The Gemini Observatory provides the astronomical communities in each partner
country with state-of-the-art astronomical facilities that allocate
observing time in proportion to each country's contribution. In addition to
financial support, each country also contributes significant scientific and
technical resources.

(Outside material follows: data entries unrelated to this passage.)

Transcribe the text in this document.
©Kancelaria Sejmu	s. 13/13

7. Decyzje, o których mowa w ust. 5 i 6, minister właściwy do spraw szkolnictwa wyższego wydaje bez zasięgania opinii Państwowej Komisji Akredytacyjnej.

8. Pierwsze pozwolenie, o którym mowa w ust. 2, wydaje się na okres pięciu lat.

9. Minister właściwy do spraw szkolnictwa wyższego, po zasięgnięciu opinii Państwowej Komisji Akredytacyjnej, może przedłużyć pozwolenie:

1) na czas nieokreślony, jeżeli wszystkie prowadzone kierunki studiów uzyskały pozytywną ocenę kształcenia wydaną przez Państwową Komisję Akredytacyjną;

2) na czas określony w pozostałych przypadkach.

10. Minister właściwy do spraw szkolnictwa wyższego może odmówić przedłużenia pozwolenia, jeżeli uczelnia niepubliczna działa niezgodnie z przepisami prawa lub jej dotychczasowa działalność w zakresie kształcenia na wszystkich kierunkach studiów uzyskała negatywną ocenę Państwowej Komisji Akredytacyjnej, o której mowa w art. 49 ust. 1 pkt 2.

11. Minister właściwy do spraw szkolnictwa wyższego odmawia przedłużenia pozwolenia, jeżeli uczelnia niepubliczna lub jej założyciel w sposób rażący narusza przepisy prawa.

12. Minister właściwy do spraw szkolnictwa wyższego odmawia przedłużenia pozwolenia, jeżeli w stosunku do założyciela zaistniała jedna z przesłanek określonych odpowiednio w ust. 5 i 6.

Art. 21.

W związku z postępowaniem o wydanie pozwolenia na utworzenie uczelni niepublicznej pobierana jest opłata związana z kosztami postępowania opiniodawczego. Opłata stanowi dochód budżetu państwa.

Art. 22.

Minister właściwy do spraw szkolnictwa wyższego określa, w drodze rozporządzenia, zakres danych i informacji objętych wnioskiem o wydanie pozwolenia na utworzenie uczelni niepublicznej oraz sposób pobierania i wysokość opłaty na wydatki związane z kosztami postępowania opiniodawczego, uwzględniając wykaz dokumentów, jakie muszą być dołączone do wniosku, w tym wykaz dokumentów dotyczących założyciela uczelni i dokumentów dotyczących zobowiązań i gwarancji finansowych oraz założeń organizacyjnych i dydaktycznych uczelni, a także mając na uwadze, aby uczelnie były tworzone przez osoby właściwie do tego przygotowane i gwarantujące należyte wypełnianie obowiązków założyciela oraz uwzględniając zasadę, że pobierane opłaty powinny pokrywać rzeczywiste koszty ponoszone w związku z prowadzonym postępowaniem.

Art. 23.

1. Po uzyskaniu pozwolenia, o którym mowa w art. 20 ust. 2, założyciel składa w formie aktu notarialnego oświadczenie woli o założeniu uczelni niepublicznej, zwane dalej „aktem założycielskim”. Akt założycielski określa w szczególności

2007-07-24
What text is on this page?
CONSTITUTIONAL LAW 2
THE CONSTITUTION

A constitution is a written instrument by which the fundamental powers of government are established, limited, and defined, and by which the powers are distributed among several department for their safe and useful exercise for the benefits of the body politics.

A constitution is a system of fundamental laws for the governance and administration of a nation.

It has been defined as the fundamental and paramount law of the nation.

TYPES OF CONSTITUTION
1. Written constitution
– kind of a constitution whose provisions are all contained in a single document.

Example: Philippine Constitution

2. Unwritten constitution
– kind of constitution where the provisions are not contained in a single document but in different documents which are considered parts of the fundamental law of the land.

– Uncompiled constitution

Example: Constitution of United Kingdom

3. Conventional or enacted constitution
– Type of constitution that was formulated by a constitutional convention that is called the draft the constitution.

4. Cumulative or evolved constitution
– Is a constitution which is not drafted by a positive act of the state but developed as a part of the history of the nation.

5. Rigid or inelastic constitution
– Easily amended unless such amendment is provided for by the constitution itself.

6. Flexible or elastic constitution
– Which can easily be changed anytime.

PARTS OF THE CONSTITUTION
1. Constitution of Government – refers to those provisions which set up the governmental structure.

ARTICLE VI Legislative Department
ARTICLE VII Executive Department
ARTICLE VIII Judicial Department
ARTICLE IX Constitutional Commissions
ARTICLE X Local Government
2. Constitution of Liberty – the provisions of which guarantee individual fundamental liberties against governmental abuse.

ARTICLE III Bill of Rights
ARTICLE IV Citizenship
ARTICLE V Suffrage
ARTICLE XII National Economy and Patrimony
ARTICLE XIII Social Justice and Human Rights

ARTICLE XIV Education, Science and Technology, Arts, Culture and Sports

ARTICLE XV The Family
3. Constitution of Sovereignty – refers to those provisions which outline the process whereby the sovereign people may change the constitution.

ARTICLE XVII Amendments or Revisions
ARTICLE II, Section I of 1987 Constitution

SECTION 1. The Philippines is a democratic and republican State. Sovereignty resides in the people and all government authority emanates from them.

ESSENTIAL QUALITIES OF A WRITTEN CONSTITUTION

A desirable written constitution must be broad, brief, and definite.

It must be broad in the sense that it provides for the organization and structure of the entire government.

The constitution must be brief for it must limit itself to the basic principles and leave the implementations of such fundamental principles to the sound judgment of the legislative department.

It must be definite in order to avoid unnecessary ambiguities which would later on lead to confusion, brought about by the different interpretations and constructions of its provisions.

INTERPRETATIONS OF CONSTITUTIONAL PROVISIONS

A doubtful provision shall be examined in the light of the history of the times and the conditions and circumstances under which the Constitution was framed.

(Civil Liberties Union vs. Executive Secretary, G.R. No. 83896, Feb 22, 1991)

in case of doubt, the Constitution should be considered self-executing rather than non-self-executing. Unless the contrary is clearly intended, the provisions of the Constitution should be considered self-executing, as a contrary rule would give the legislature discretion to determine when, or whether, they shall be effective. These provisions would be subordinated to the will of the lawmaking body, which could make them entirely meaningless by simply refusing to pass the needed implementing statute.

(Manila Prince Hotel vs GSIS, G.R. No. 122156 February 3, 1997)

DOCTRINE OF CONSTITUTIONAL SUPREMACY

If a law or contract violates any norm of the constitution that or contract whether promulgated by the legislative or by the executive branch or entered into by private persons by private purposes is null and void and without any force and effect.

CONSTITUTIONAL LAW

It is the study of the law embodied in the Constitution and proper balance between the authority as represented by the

The national research agencies that form the Gemini
partnership include: the US National Science Foundation (NSF), the UK
Particle Physics and Astronomy Research Council (PPARC), the Canadian
National Research Council (NRC), the Chilean Comisión Nacional de
Investigación Cientifica y Tecnológica (CONICYT), the Australian Research
Council (ARC), the Argentinean Consejo Nacional de Investigaciones
Científicas y Técnicas (CONICET) and the Brazilian Conselho Nacional de
Desenvolvimento Científico e Tecnológico (CNPq). The Observatory is managed
by the Association of Universities for Research in Astronomy, Inc. (AURA)
under a cooperative agreement with the NSF. The NSF also serves as the
executive agency for the international partnership.